Sentar-se ao balcão de um restaurante de culinária japonesa é quase um gesto de amizade e crença. É prática de iniciados — ou, vá lá, de quem sabe desconhecer os nomes dos alimentos e prefere ir no ritmo dos conselhos do chef. Chama-se omakase (“confio em você”, na tradução literal), o recurso de ir comendo o que o cozinheiro sugere, a depender da temporada do ano, na forma de um menu degustação de surpresas. Era, até muito recentemente, postura de uma elite que sabia das coisas. O mais comum sempre foi passear pelo cardápio ou apelar para rodízios insossos, ruins mesmo. Vive-se, agora, uma revolução no paladar. Para além dos endereços de Tóquio, com o evidente aval nova-iorquino, também no Brasil a onda chegou com força entre os amantes de pratos nipônicos.
É um espetáculo. Diz o crítico gastronômico americano Jeffrey Steingarten, um dos mais reputados da atualidade: “Espere receber os frutos do mar mais perfeitos disponíveis naquela época do ano, peixes que serão manuseados com tanto cuidado quanto um rim aguardando transplante. É fascinante a precisão do trabalho, a tranquilidade, a falta de pretensão e a beleza das facas”.
Trata-se, enfim, da união do paladar, em primeiro lugar, com a estética e o bem viver, simples assim. “Sushi qualquer um que se dedique pode fazer”, diz o chef Tsuyoshi Murakami, que passou anos à frente do restaurante Kinoshita, em São Paulo, antes de inaugurar o próprio espaço, que leva seu nome. “Queremos apresentar algo diferente.” E viva, como sugestão, a série em oito tempos, entre pratos quentes e frios. O shari, o arroz, fica pronto na hora e é usado na montagem esmerada dos sushis. Todo dia é diferente. Podem ser três cortes diferentes de bluefin, a mais cara e cobiçada espécie de atum, que mostram os diferentes teores de gordura do peixe, ou um delicado lagostim servido sobre uma fina fatia de limão-siciliano e coberto com caviar. Tudo é preparado na frente dos comensais, com apuro e rapidez, como num balé. “A ideia é emocionar”, resume Murakami. Emoção que se espalha, felizmente.

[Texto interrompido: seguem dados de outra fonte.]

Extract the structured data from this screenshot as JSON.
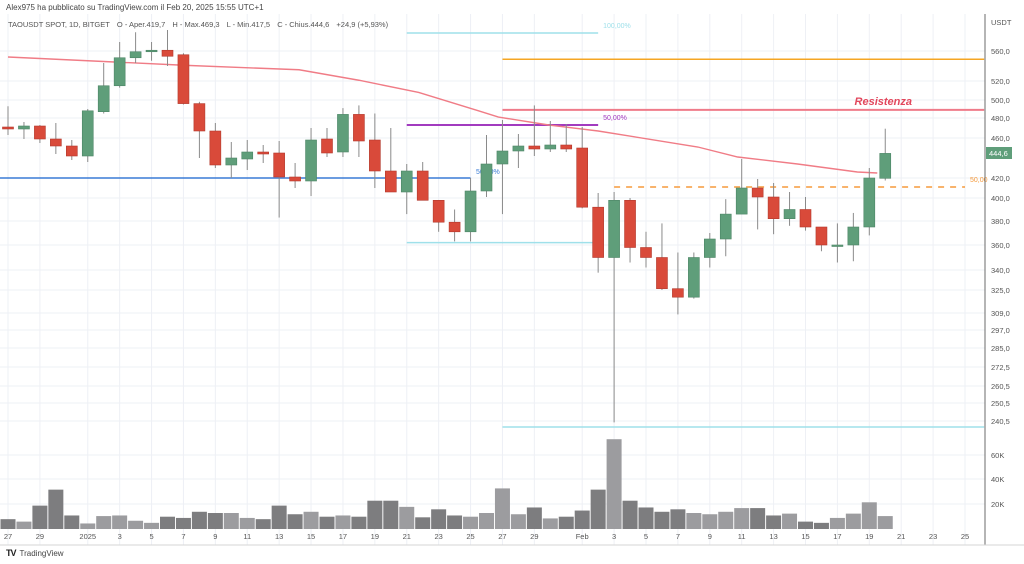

Há uma concentração de restaurantes que apostam na escolha livre no bairro paulistano da Liberdade, de inspiração oriental. Mas há locais em regiões como o elegante Itaim, a exemplo do Watanabe, que investem em criações com toques contemporâneos do chef Denis Watanabe e de seu braço direito, Eduardo Takeshi. “A procura pelo omakase vem aumentando muito”, diz Takeshi. “Temos clientes que vêm aqui regularmente só para provar as novidades.” A Casa Ueda, no Rio de Janeiro, também tem chamado a atenção. São geralmente restaurantes mais caros, de tíquete médio mais alto — um omakase pode custar de 400 reais a mais de 1 000 reais por pessoa, sem contar a harmonização, muitas vezes feita com saquês artesanais. Não à toa, até o final de 2020, quando o Guia Michelin, o mais prestigioso do mundo, avaliava os restaurantes de São Paulo e Rio de Janeiro com suas cobiçadas estrelas, a lista era dominada por japoneses que ofereciam menus de confiança. Neste ano, após um período de ausência, o guia voltará a publicar seus escolhidos em março, e há grande expectativa pela consolidação do formato.

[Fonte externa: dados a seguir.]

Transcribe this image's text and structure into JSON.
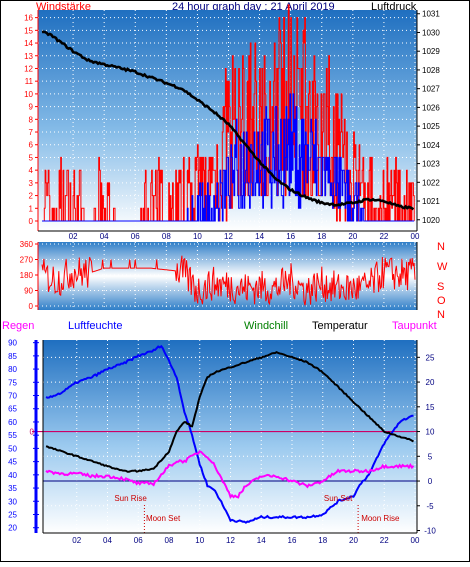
{
  "top_headers": {
    "left": "Windstärke",
    "center": "24 hour graph day : 21 April 2019",
    "right": "Luftdruck"
  },
  "bottom_headers": {
    "regen": "Regen",
    "luftfeuchte": "Luftfeuchte",
    "windchill": "Windchill",
    "temperatur": "Temperatur",
    "taupunkt": "Taupunkt"
  },
  "colors": {
    "wind": "#ff0000",
    "wind_avg": "#0000ff",
    "pressure": "#000000",
    "humidity": "#0000ff",
    "temperature": "#000000",
    "dewpoint": "#ff00ff",
    "windchill": "#008000",
    "zero_line": "#cc0066",
    "navy": "#000080"
  },
  "chart_data": [
    {
      "type": "line",
      "name": "wind-pressure",
      "x_tick_labels": [
        "02",
        "04",
        "06",
        "08",
        "10",
        "12",
        "14",
        "16",
        "18",
        "20",
        "22",
        "00"
      ],
      "y_left_ticks": [
        "0",
        "1",
        "2",
        "3",
        "4",
        "5",
        "6",
        "7",
        "8",
        "9",
        "10",
        "11",
        "12",
        "13",
        "14",
        "15",
        "16"
      ],
      "y_right_ticks": [
        "1020",
        "1021",
        "1022",
        "1023",
        "1024",
        "1025",
        "1026",
        "1027",
        "1028",
        "1029",
        "1030",
        "1031"
      ],
      "ylim_left": [
        0,
        16.6
      ],
      "ylim_right": [
        1019.4,
        1031.2
      ],
      "series": [
        {
          "axis": "right",
          "x": [
            0,
            0.5,
            1,
            1.5,
            2,
            3,
            4,
            5,
            6,
            7,
            8,
            9,
            10,
            11,
            12,
            13,
            14,
            15,
            16,
            17,
            18,
            19,
            20,
            21,
            22,
            23,
            24
          ],
          "y": [
            1030.0,
            1029.9,
            1029.6,
            1029.3,
            1029.0,
            1028.5,
            1028.3,
            1028.1,
            1027.9,
            1027.6,
            1027.3,
            1027.0,
            1026.4,
            1025.8,
            1025.1,
            1024.1,
            1023.1,
            1022.2,
            1021.6,
            1021.2,
            1020.9,
            1020.8,
            1020.9,
            1021.1,
            1021.0,
            1020.7,
            1020.6
          ]
        },
        {
          "axis": "left",
          "kind": "gust_step",
          "x": [
            0,
            1,
            2,
            3,
            4,
            5,
            6,
            7,
            8,
            9,
            10,
            11,
            12,
            13,
            14,
            15,
            16,
            17,
            18,
            19,
            20,
            21,
            22,
            23,
            24
          ],
          "y": [
            1,
            1,
            1,
            0,
            1,
            0,
            0,
            1,
            1,
            1,
            2,
            3,
            7,
            8,
            8,
            8,
            11,
            9,
            8,
            6,
            3,
            1,
            1,
            1,
            1
          ]
        },
        {
          "axis": "left",
          "kind": "avg_step",
          "x": [
            0,
            1,
            2,
            3,
            4,
            5,
            6,
            7,
            8,
            9,
            10,
            11,
            12,
            13,
            14,
            15,
            16,
            17,
            18,
            19,
            20,
            21,
            22,
            23,
            24
          ],
          "y": [
            0,
            0,
            0,
            0,
            0,
            0,
            0,
            0,
            0,
            0,
            1,
            1,
            3,
            5,
            5,
            5,
            6,
            5,
            4,
            3,
            1,
            0,
            0,
            0,
            0
          ]
        }
      ]
    },
    {
      "type": "line",
      "name": "wind-direction",
      "y_left_ticks": [
        "0",
        "90",
        "180",
        "270",
        "360"
      ],
      "y_right_labels": [
        "N",
        "W",
        "S",
        "O",
        "N"
      ],
      "ylim": [
        0,
        360
      ],
      "series": [
        {
          "x": [
            0,
            1,
            2,
            3,
            4,
            5,
            6,
            7,
            8,
            9,
            10,
            11,
            12,
            13,
            14,
            15,
            16,
            17,
            18,
            19,
            20,
            21,
            22,
            23,
            24
          ],
          "y": [
            180,
            150,
            200,
            190,
            220,
            220,
            220,
            220,
            210,
            200,
            90,
            130,
            120,
            100,
            110,
            100,
            150,
            90,
            130,
            100,
            100,
            110,
            200,
            180,
            190
          ]
        }
      ]
    },
    {
      "type": "line",
      "name": "humidity-temperature",
      "y_left_ticks": [
        "20",
        "25",
        "30",
        "35",
        "40",
        "45",
        "50",
        "55",
        "60",
        "65",
        "70",
        "75",
        "80",
        "85",
        "90"
      ],
      "y_right_ticks": [
        "-10",
        "-5",
        "0",
        "5",
        "10",
        "15",
        "20",
        "25"
      ],
      "ylim_left": [
        18,
        91
      ],
      "ylim_right": [
        -10.5,
        28.5
      ],
      "zero_label": "0",
      "annotations": [
        "Sun Rise",
        "Moon Set",
        "Sun Set",
        "Moon Rise"
      ],
      "series": [
        {
          "name": "Luftfeuchte",
          "x": [
            0,
            0.5,
            1,
            2,
            3,
            4,
            5,
            6,
            7,
            7.5,
            8,
            8.5,
            9,
            9.5,
            10,
            10.5,
            11,
            12,
            13,
            14,
            15,
            16,
            17,
            18,
            19,
            20,
            20.5,
            21,
            22,
            23,
            24
          ],
          "y": [
            69,
            70,
            71,
            75,
            77,
            80,
            82,
            85,
            87,
            89,
            83,
            77,
            64,
            55,
            44,
            36,
            34,
            23,
            22,
            24,
            24,
            24,
            24,
            25,
            30,
            32,
            37,
            40,
            52,
            60,
            63
          ]
        },
        {
          "name": "Temperatur",
          "x": [
            0,
            1,
            2,
            3,
            4,
            5,
            6,
            7,
            8,
            8.5,
            9,
            9.5,
            10,
            10.5,
            11,
            12,
            13,
            14,
            15,
            16,
            17,
            18,
            19,
            20,
            21,
            22,
            23,
            24
          ],
          "y": [
            7,
            6,
            5,
            4,
            3,
            2,
            2,
            2.5,
            6,
            10,
            12,
            11,
            17,
            21,
            22,
            23,
            24,
            25,
            26,
            25,
            24,
            22,
            19,
            16,
            13,
            10,
            9,
            8
          ]
        },
        {
          "name": "Taupunkt",
          "x": [
            0,
            1,
            2,
            3,
            4,
            5,
            6,
            7,
            8,
            8.5,
            9,
            10,
            10.5,
            11,
            12,
            12.5,
            13,
            14,
            15,
            16,
            17,
            18,
            19,
            20,
            21,
            22,
            23,
            24
          ],
          "y": [
            2,
            1.5,
            1.5,
            1,
            1,
            0.5,
            -0.5,
            -0.5,
            3,
            4,
            4,
            6,
            5,
            3,
            -3,
            -3,
            -1,
            1,
            1,
            0,
            -1,
            0,
            2,
            2,
            2,
            3,
            3,
            3
          ]
        }
      ]
    }
  ]
}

O termo, em si, é relativamente recente. Cunhado em 1967, só ganhou força em meados da década de 1990, quando clientes endinheirados passaram a frequentar restaurantes japoneses famosos e pagavam pela seleção de um especialista. O hábito de confiar no talento de quem prepara os sushis, contudo, é tradição antiga, que parecia ter sido engolida pela pressa do mundo, mas não. Poucos exemplos são tão famosos quanto o Sukiyabashi Jiro, de Tóquio, comandado pelo mestre Jiro Ono, hoje com 98 anos. Com apenas dez lugares, o espaço se tornou lendário ao oferecer refeições em etapas preparadas pelo próprio Ono. O então presidente americano Barack Obama esteve lá, em 2014, a convite do premiê Shinzo Abe, assassinado em 2022, e comprovou algo difícil de encontrar na política: a confiança é uma extraordinária experiência.